Many Syrians like Abu Jamaa who cross the border have no idea where to go to receive humanitarian assistance or medical attention, or to get access to housing. And Turkey’s many refugee camps, renowned for their services, are nearing capacity or already full. Some Syrians interviewed by The WorldPost, including families living outside of the Kilis bus station, say they’ve managed to rent apartments, only to be cheated out of money or evicted without cause. And for many Syrians who have successfully rented homes, the money often runs out eventually, as refugees have little means to work legally in Turkey.
“Housing is a huge, growing problem,” explained Amnesty International’s Turkey researcher Andrew Gardner. “Of the Syrians Amnesty has spoken to, their first concern was housing.”
There just isn’t enough cash for Turkey or for international aid organizations to adequately deal with the huge scale of the refugee crisis, Gardner said. And it’s only getting worse as the war drags on through a fourth year with no signs of abating.
“Even if Turkey could open enough camps, it’s not a long-term solution to the situation,” he added. “The primary responsibility is on the state, but we can’t leave responsibility just on neighboring countries [to Syria]. The international community has to accept greater responsibilities.”
The UNHCR in Turkey did not respond to The WorldPost's requests for comment. Neither did the Disaster and Emergency Management Authority of Turkey, the government agency responsible for aiding Syrian refugees.
Here at the Kilis bus station, Abu Jamaa’s family members collect whatever they can find to survive: blankets, a few pieces of clothing, a coffee pot, and sometimes, bread. The people inside the station -- mothers with young children, families lugging heavy bags, foreigners sporting long beards common among Islamist fighters -- barely blink at the homeless Syrians. Many of them have fled Syria themselves or are on their way back, either out of desperation or to help those still inside -- or to fight.
Abu Jamaa said his family has been robbed twice by other Syrians who stole his phone and his wife’s wallet. They mostly rely on begging and charity now, with the occasional passerby giving them food, whether it’s a hot meal or a few lollipops for the kids.
“They get hungry,” Abu Jamaa said, humiliated, as his boys played with a scrawny, hungry-looking puppy kept in cardboard box close by. The children have little to play with, and no school to attend. “They’re used to this life of hunger now.”
A Syrian family that lives a few feet away collects plastic bottles and sells them. Another family boils gritty coffee in a rusting kettle and tries to sell it to travelers passing through. They all work together to stay alive, and sometimes to run from the police, who routinely pass through and force them to pack up and leave.
But the homeless families always come back, they say.
“How can I go home?” asked an elderly Syrian man who didn’t give his name. The former shoemaker from Aleppo has been here for four months, living under the shade of a sparse bush outside of the bus station with his wife and children.
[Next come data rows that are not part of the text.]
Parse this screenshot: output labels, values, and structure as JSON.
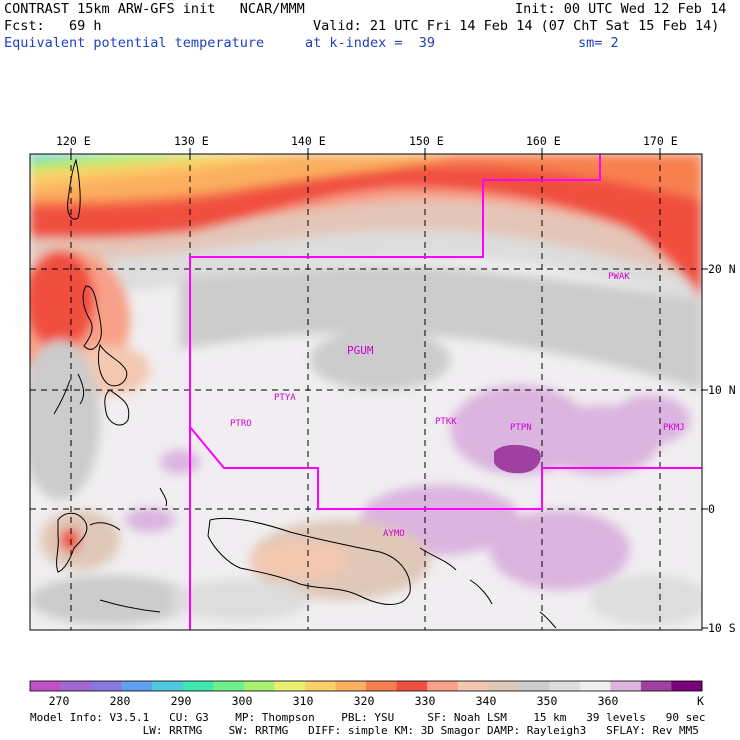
{
  "header": {
    "line1_left": "CONTRAST 15km ARW-GFS init   NCAR/MMM",
    "line1_right": "Init: 00 UTC Wed 12 Feb 14",
    "line2_left": "Fcst:   69 h",
    "line2_right": "Valid: 21 UTC Fri 14 Feb 14 (07 ChT Sat 15 Feb 14)",
    "line3_left": "Equivalent potential temperature",
    "line3_mid": "at k-index =  39",
    "line3_right": "sm= 2"
  },
  "axes": {
    "lon_labels": [
      "120 E",
      "130 E",
      "140 E",
      "150 E",
      "160 E",
      "170 E"
    ],
    "lat_labels": [
      "20 N",
      "10 N",
      "0",
      "10 S"
    ]
  },
  "stations": [
    {
      "id": "PWAK"
    },
    {
      "id": "PGUM"
    },
    {
      "id": "PTYA"
    },
    {
      "id": "PTRO"
    },
    {
      "id": "PTKK"
    },
    {
      "id": "PTPN"
    },
    {
      "id": "PKMJ"
    },
    {
      "id": "AYMO"
    }
  ],
  "colorbar": {
    "colors": [
      "#c050c8",
      "#a068d0",
      "#8878e0",
      "#60a0f0",
      "#50c8e0",
      "#40e8b0",
      "#70f088",
      "#a8f070",
      "#e8f070",
      "#fbd068",
      "#fbb060",
      "#f88050",
      "#f05040",
      "#f8a088",
      "#f4c8b0",
      "#e0c8b8",
      "#cccccc",
      "#dddddd",
      "#f0eef0",
      "#dcb4e0",
      "#a040a0",
      "#780078"
    ],
    "labels": [
      "270",
      "280",
      "290",
      "300",
      "310",
      "320",
      "330",
      "340",
      "350",
      "360"
    ],
    "unit": "K"
  },
  "footer": {
    "line1": "Model Info: V3.5.1   CU: G3    MP: Thompson    PBL: YSU     SF: Noah LSM    15 km   39 levels   90 sec",
    "line2": "                 LW: RRTMG    SW: RRTMG   DIFF: simple KM: 3D Smagor DAMP: Rayleigh3   SFLAY: Rev MM5"
  },
  "colors": {
    "boundary": "#ff00ff",
    "station": "#d000d0",
    "title_blue": "#1f3fbf"
  }
}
After he paid smugglers $250 to take him and his family across the border to Turkey, he said, the smugglers stole the rest of his cash -- a common story among refugees smuggled here. Now, he is left with nothing.
"It's not just me," he said. "Look how many people are here. I watch them everyday."
He spends his days watching and waiting amid a flurry of travelers, wondering if he will someday soon be one of them. He said he doesn't know how long his family can last here. Soon, it will be winter.
"Turks tell me to go back to Syria," he said, palming a few pomegranate seeds. “But my house was destroyed. I don’t have anywhere to go.”
Alaa Aldeen contributed reporting from Kilis, Turkey.